Well-Meaning Solutions That Created Total Hell
Seabirds/Wikimedia Commons
Where's Captain Planet when you actually need him?


Balbina is something of a worst-case scenario, but we're only just beginning to understand the dangers posed by emissions from dams. One recent study found that dams and reservoirs produce roughly 1.3% of all man-made greenhouse gas emissions, including as much methane as all of Canada. And we're not exactly reacting to this discovery at high speed, especially since many people benefit from large-scale dam construction projects. Brazil continues to build hydroelectric dams, even though some estimate that over half the nation's existing dams produce more harmful emissions than equivalent fossil fuel plants would have.

This isn't to say that all dams are bad, but we need to be way more cautious about building them. For example, studies suggest emissions are worst in heavily forested tropical countries, where rivers carry plenty of vegetable matter downstream. Which is just where the World Bank and other development groups have been funding them. And look, if we're going to drown a bunch of adorable baby jaguars, we should at least make sure we're getting a few icecaps out of the deal.

The World Bank's Forest Preservation Program Ended With Armed Gunmen Rampaging Through Kenya

Back in 2007, the World Bank agreed to provide $68.5 million to finance a forest preservation program in Kenya, which vastly expanded the protected area of forest in the Cherangani Hills. Protecting the world's remaining forests from loggers and ranchers is vital, so that sounds like a great program! Unless you're a member of the Sengwer, an indigenous people who have lived in the forests for centuries, in which case it sounds like the moment your house caught fire.

The Sengwer are a marginalized people in Kenya, and the government has long wanted to clear them off their ancestral lands to secure water supplies for the nation's cities. Forced evictions tend to provoke a lot of whining from the international community, but the forest preservation program was the perfect cover. The World Bank cheerfully signed off on funding for a newly expanded forest reserve, with thousands of Sengwer people inside the redrawn boundaries. They were promptly informed they would have to leave their homes in order to preserve the "pristine" forest.
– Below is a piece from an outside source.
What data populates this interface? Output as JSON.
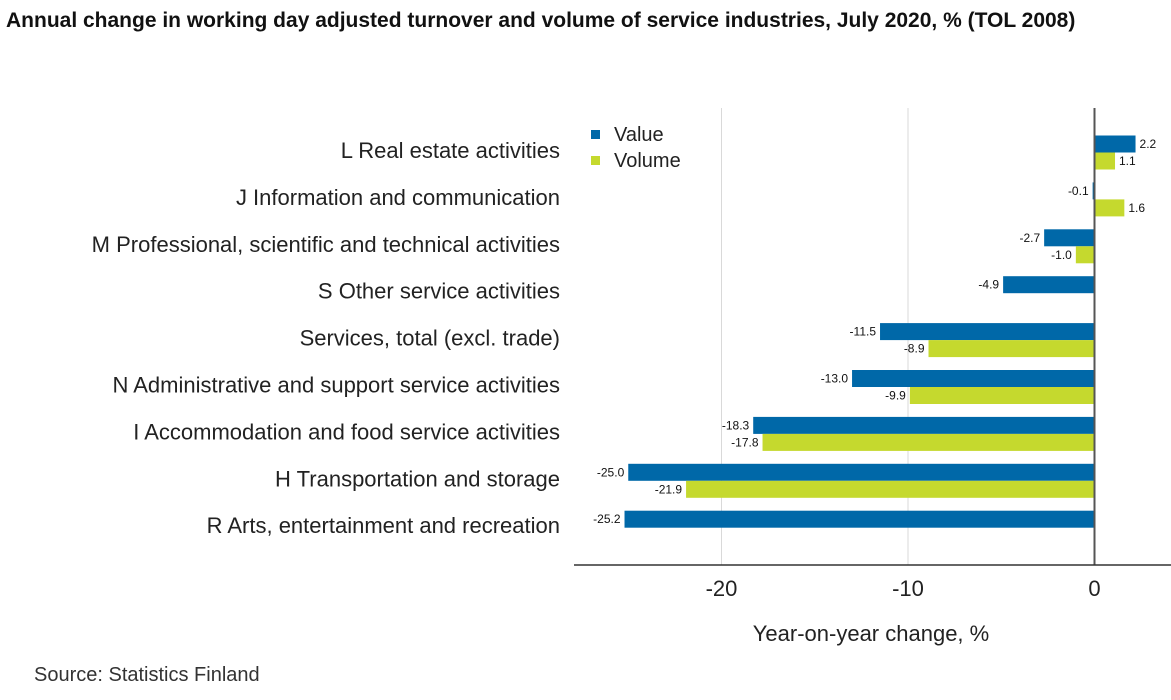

This wasn't exactly a polite request. When the Sengwer protested, heavily armed rangers from Kenya's Forest Service rampaged through the hills, burning down Sengwer houses. Many were forced into hiding, sleeping rough in makeshift shelters in the trees. The Sengwer allege that the guns and vehicles used in the evictions were bought with the World Bank money, meaning that international development money went to fund something not far removed from a Viking raid.
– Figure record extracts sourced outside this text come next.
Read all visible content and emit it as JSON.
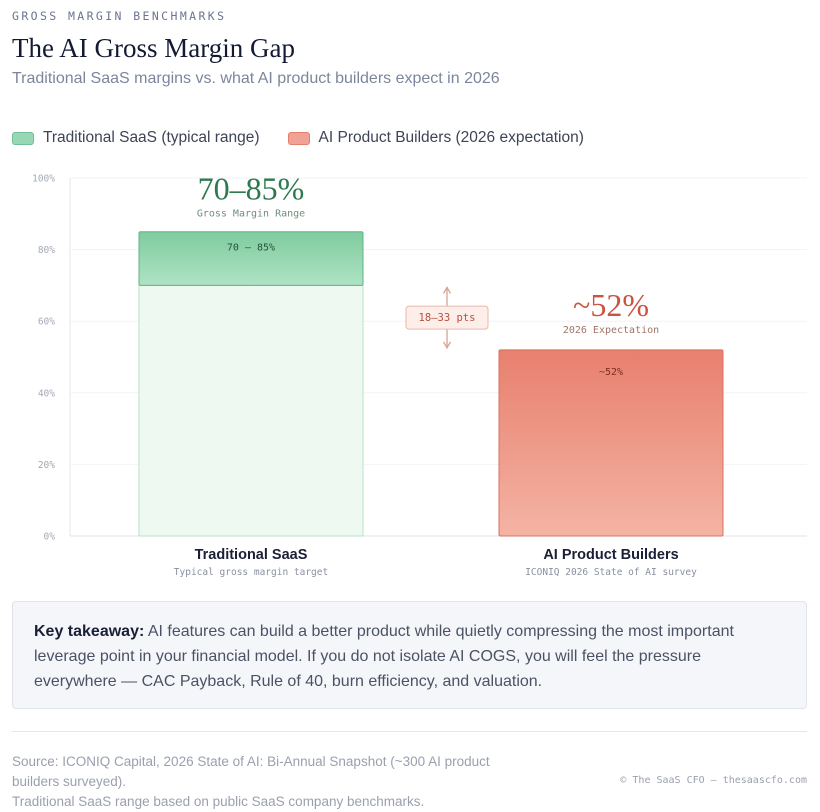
{
  "header": {
    "eyebrow": "GROSS MARGIN BENCHMARKS",
    "title": "The AI Gross Margin Gap",
    "subtitle": "Traditional SaaS margins vs. what AI product builders expect in 2026"
  },
  "legend": [
    {
      "label": "Traditional SaaS (typical range)",
      "color": "#97d7b3"
    },
    {
      "label": "AI Product Builders (2026 expectation)",
      "color": "#f0a394"
    }
  ],
  "chart_data": {
    "type": "bar",
    "ylim": [
      0,
      100
    ],
    "y_ticks": [
      0,
      20,
      40,
      60,
      80,
      100
    ],
    "y_tick_labels": [
      "0%",
      "20%",
      "40%",
      "60%",
      "80%",
      "100%"
    ],
    "grid": true,
    "bars": [
      {
        "category": "Traditional SaaS",
        "sublabel": "Typical gross margin target",
        "range": [
          70,
          85
        ],
        "inner_label": "70 – 85%",
        "big_label": "70–85%",
        "caption": "Gross Margin Range",
        "base_color": "#eef9f2",
        "fill_color": "#8fd2ac",
        "accent_color": "#2d7a4f"
      },
      {
        "category": "AI Product Builders",
        "sublabel": "ICONIQ 2026 State of AI survey",
        "value": 52,
        "inner_label": "~52%",
        "big_label": "~52%",
        "caption": "2026 Expectation",
        "fill_color": "#ec8d7c",
        "accent_color": "#cc5340"
      }
    ],
    "gap_label": "18–33 pts"
  },
  "takeaway": {
    "lead": "Key takeaway:",
    "text": " AI features can build a better product while quietly compressing the most important leverage point in your financial model. If you do not isolate AI COGS, you will feel the pressure everywhere — CAC Payback, Rule of 40, burn efficiency, and valuation."
  },
  "footer": {
    "source_line1": "Source: ICONIQ Capital, 2026 State of AI: Bi-Annual Snapshot (~300 AI product builders surveyed).",
    "source_line2": "Traditional SaaS range based on public SaaS company benchmarks.",
    "credit": "© The SaaS CFO — thesaascfo.com"
  }
}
The World Bank's internal investigation found that the bank had violated its own rules by approving the project without imposing any conditions to safeguard the local people. However, the bank denies direct responsibility for over 1,000 evictions linked to the preservation program. Meanwhile, an officer of Kenya's Forest Service offered the following defense: "You are being lied to ... They claim that we are burning the houses -- how do you know that they are not burning their own houses?" Which is the equivalent of "No officer, he must have shot himself in the back through the trunk of my car."